By Dana Hedgpeth
Washington Post Staff Writer
Wednesday, September 2, 2009
Automakers posted mixed results for U.S. sales in August as some received a bigger lift than others from the federal government's popular "Cash for Clunkers" trade-in program.
Ford said its U.S. sales of light vehicles were up 17 percent over last August, according to figures compiled by the research firm Autodata. Honda also showed an increase, with its U.S. sales up 9.9 percent, to 161,439. Toyota's sales rose 6.4 percent, to 225,088, as its Corolla and other sedans were popular sellers in the clunker program.
And Hyundai's U.S. results hit a record in the month, with sales up 47 percent from the previous year, to 60,467. The Korean maker has been pushing to expand its U.S. market share, and its cars also were popular in the clunker rebate program.
But not all automakers fared as well.
General Motors, the largest U.S. carmaker, posted a 19.9 percent decline in its car and light-truck sales, to 245,066, Autodata said. And Chrysler's August sales fell 15.4 percent to 93,222 units, because of a lack of inventory that hindered purchases of its more fuel-efficient vehicles. Chrysler, however, improved its month-to-month sales, which rose 5 percent from July.
Overall, U.S. sales rose 1 percent in August from August 2008 -- the first year-over-year sales increase since October 2007. Industry-wide sales totaled 1.26 million units, topping the 1 million mark for the first time since last August, but analysts cautioned that those gains are expected to be short-lived.

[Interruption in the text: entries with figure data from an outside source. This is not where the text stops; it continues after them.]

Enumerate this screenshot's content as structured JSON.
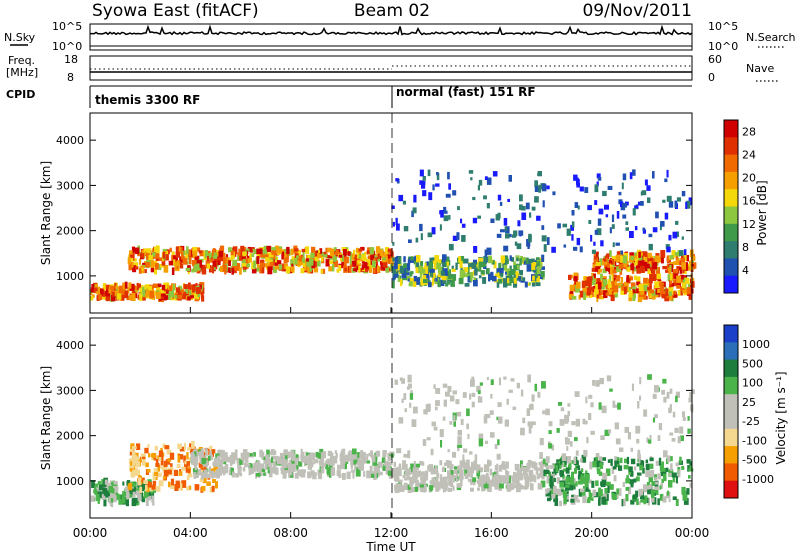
{
  "header": {
    "title": "Syowa East (fitACF)",
    "beam": "Beam 02",
    "date": "09/Nov/2011"
  },
  "noise_panel": {
    "left_label": "N.Sky",
    "left_ticks": [
      "10^5",
      "10^0"
    ],
    "right_ticks": [
      "10^5",
      "10^0"
    ],
    "right_label": "N.Search"
  },
  "freq_panel": {
    "left_label_line1": "Freq.",
    "left_label_line2": "[MHz]",
    "left_ticks": [
      "18",
      "8"
    ],
    "right_ticks": [
      "60",
      "0"
    ],
    "right_label": "Nave"
  },
  "cpid_panel": {
    "label": "CPID",
    "modes": [
      {
        "name": "themis 3300 RF",
        "start_hour": 0
      },
      {
        "name": "normal (fast) 151 RF",
        "start_hour": 12
      }
    ]
  },
  "colors": {
    "power_scale": [
      "#1a1aff",
      "#2050b0",
      "#2e7d6e",
      "#3f9a4a",
      "#8dc63f",
      "#f5d80a",
      "#f5a000",
      "#f06a00",
      "#e03000",
      "#d00000"
    ],
    "velocity_scale": [
      "#e01010",
      "#f05a00",
      "#f5a000",
      "#f5d890",
      "#c0c0b8",
      "#c0c0b8",
      "#4ab34a",
      "#1d7d3c",
      "#2a6fb8",
      "#1a3fc8"
    ]
  },
  "chart_data": [
    {
      "type": "heatmap",
      "title": "",
      "xlabel": "Time UT",
      "ylabel": "Slant Range [km]",
      "xlim_hours": [
        0,
        24
      ],
      "ylim_km": [
        180,
        4600
      ],
      "x_ticks": [
        "00:00",
        "04:00",
        "08:00",
        "12:00",
        "16:00",
        "20:00",
        "00:00"
      ],
      "y_ticks": [
        1000,
        2000,
        3000,
        4000
      ],
      "colorbar": {
        "label": "Power [dB]",
        "range": [
          0,
          30
        ],
        "ticks": [
          4,
          8,
          12,
          16,
          20,
          24,
          28
        ]
      },
      "echo_regions": [
        {
          "t_start": 0.0,
          "t_end": 4.5,
          "r_start": 500,
          "r_end": 800,
          "value_level": "high"
        },
        {
          "t_start": 1.5,
          "t_end": 12.0,
          "r_start": 1100,
          "r_end": 1600,
          "value_level": "high"
        },
        {
          "t_start": 12.0,
          "t_end": 18.0,
          "r_start": 800,
          "r_end": 1400,
          "value_level": "medium"
        },
        {
          "t_start": 19.0,
          "t_end": 24.0,
          "r_start": 500,
          "r_end": 1000,
          "value_level": "high"
        },
        {
          "t_start": 20.0,
          "t_end": 24.0,
          "r_start": 1100,
          "r_end": 1500,
          "value_level": "high"
        },
        {
          "t_start": 12.0,
          "t_end": 24.0,
          "r_start": 1500,
          "r_end": 3300,
          "value_level": "low"
        }
      ]
    },
    {
      "type": "heatmap",
      "title": "",
      "xlabel": "Time UT",
      "ylabel": "Slant Range [km]",
      "xlim_hours": [
        0,
        24
      ],
      "ylim_km": [
        180,
        4600
      ],
      "x_ticks": [
        "00:00",
        "04:00",
        "08:00",
        "12:00",
        "16:00",
        "20:00",
        "00:00"
      ],
      "y_ticks": [
        1000,
        2000,
        3000,
        4000
      ],
      "colorbar": {
        "label": "Velocity [m s⁻¹]",
        "range": [
          -1200,
          1200
        ],
        "ticks": [
          1000,
          500,
          100,
          25,
          -25,
          -100,
          -500,
          -1000
        ]
      },
      "echo_regions": [
        {
          "t_start": 0.0,
          "t_end": 2.5,
          "r_start": 500,
          "r_end": 1000,
          "value_level": "green"
        },
        {
          "t_start": 1.5,
          "t_end": 5.0,
          "r_start": 800,
          "r_end": 1800,
          "value_level": "orange"
        },
        {
          "t_start": 4.0,
          "t_end": 12.0,
          "r_start": 1100,
          "r_end": 1650,
          "value_level": "grey"
        },
        {
          "t_start": 12.0,
          "t_end": 18.0,
          "r_start": 800,
          "r_end": 1400,
          "value_level": "grey"
        },
        {
          "t_start": 18.0,
          "t_end": 24.0,
          "r_start": 500,
          "r_end": 1500,
          "value_level": "green"
        },
        {
          "t_start": 12.0,
          "t_end": 24.0,
          "r_start": 1500,
          "r_end": 3300,
          "value_level": "grey"
        }
      ]
    }
  ]
}
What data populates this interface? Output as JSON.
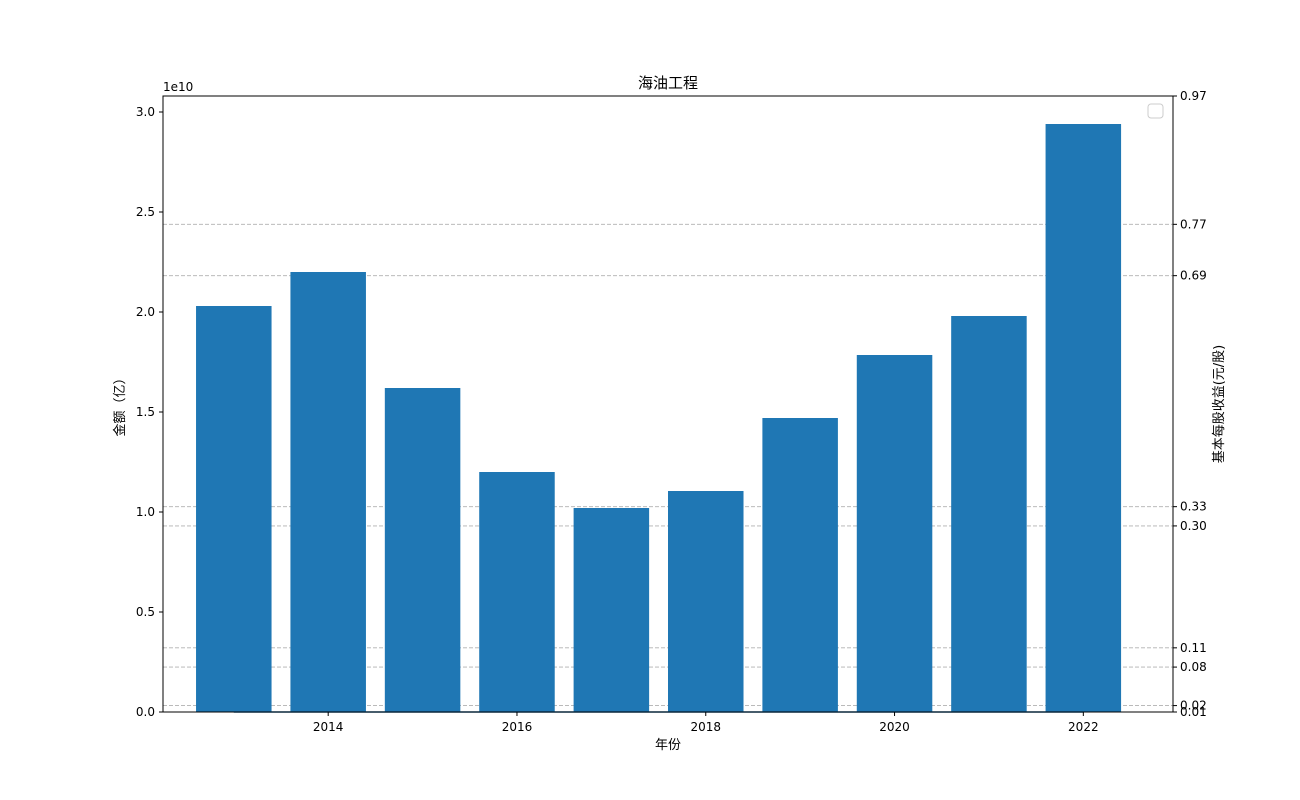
{
  "chart_data": {
    "type": "bar",
    "title": "海油工程",
    "xlabel": "年份",
    "ylabel": "金额（亿）",
    "y2label": "基本每股收益(元/股)",
    "offset_text": "1e10",
    "x": [
      2013,
      2014,
      2015,
      2016,
      2017,
      2018,
      2019,
      2020,
      2021,
      2022
    ],
    "xticks": [
      "2014",
      "2016",
      "2018",
      "2020",
      "2022"
    ],
    "xlim": [
      2012.25,
      2022.95
    ],
    "yticks": [
      "0.0",
      "0.5",
      "1.0",
      "1.5",
      "2.0",
      "2.5",
      "3.0"
    ],
    "ylim": [
      0,
      3.08
    ],
    "y2ticks": [
      "0.01",
      "0.02",
      "0.08",
      "0.11",
      "0.30",
      "0.33",
      "0.69",
      "0.77",
      "0.97"
    ],
    "y2lim": [
      0.01,
      0.97
    ],
    "y2_gridlines": [
      0.02,
      0.08,
      0.11,
      0.3,
      0.33,
      0.69,
      0.77
    ],
    "series": [
      {
        "axis": "left",
        "color": "#1f77b4",
        "values": [
          2.03,
          2.2,
          1.62,
          1.2,
          1.02,
          1.105,
          1.47,
          1.785,
          1.98,
          2.94
        ]
      },
      {
        "axis": "right",
        "style": "line",
        "color": "#1f77b4",
        "values": [
          0.01,
          0.01,
          0.01,
          0.01,
          0.01,
          0.01,
          0.01,
          0.01,
          0.01,
          0.01
        ]
      }
    ],
    "grid": "right-axis horizontal dashed",
    "legend": "top-right (empty)"
  }
}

Auto industry analysts said every carmaker benefited from the Cash for Clunkers incentive, which allowed consumers to turn in their gas guzzlers for a voucher worth up to $4,500 toward the purchase of a new, more fuel-efficient vehicle. The $3 billion effort spurred nearly 700,000 new sales. Many carmakers have said they plan to raise their production levels to replenish inventories depleted during the program.
"We're looking at August as being the best-performing month by far this year," said Jeremy Anwyl, chief executive of Edmunds.com, an auto industry research company. "It was going to be an okay month, but then you put Cash for Clunkers on top of it, and it went crazy for a while."
He said that since the program ended last week, sales have plummeted for many carmakers.
"You're going to go from August being the best month of the year to September possibly being the worst," he said, as consumers who were planning to buy a car later this fall may have already made their purchase under the clunker program. "Those would-be sales occurred in August."
Ford has been performing better than GM and Chrysler, which both filed for bankruptcy protection and went through major restructurings with government funds. Ford said it sold 176,000 cars and light trucks in August, compared with 150,448 vehicles a year earlier. Ford's Focus and Escape hit sales records for August and were up 56 percent and 49 percent, respectively. They were two of the top eight vehicles purchased under the clunkers program.
Jim Gillette, an auto industry analyst at CSM Worldwide, said Hyundai was the "real Cinderella story" in the August sales numbers and in the clunker program. "They've absolutely surged," he said. "They had fuel-efficient cars, a great warranty program and they obviously had sufficient inventory on the lot."
He said Chrysler's performance was "ironic because that was one of the companies we were trying to help with Cash for Clunkers." But because Chrysler's inventory was low from being shut down for several months this spring during its bankruptcy reorganization, the company did not having enough vehicles to meet the demand from the rebate program.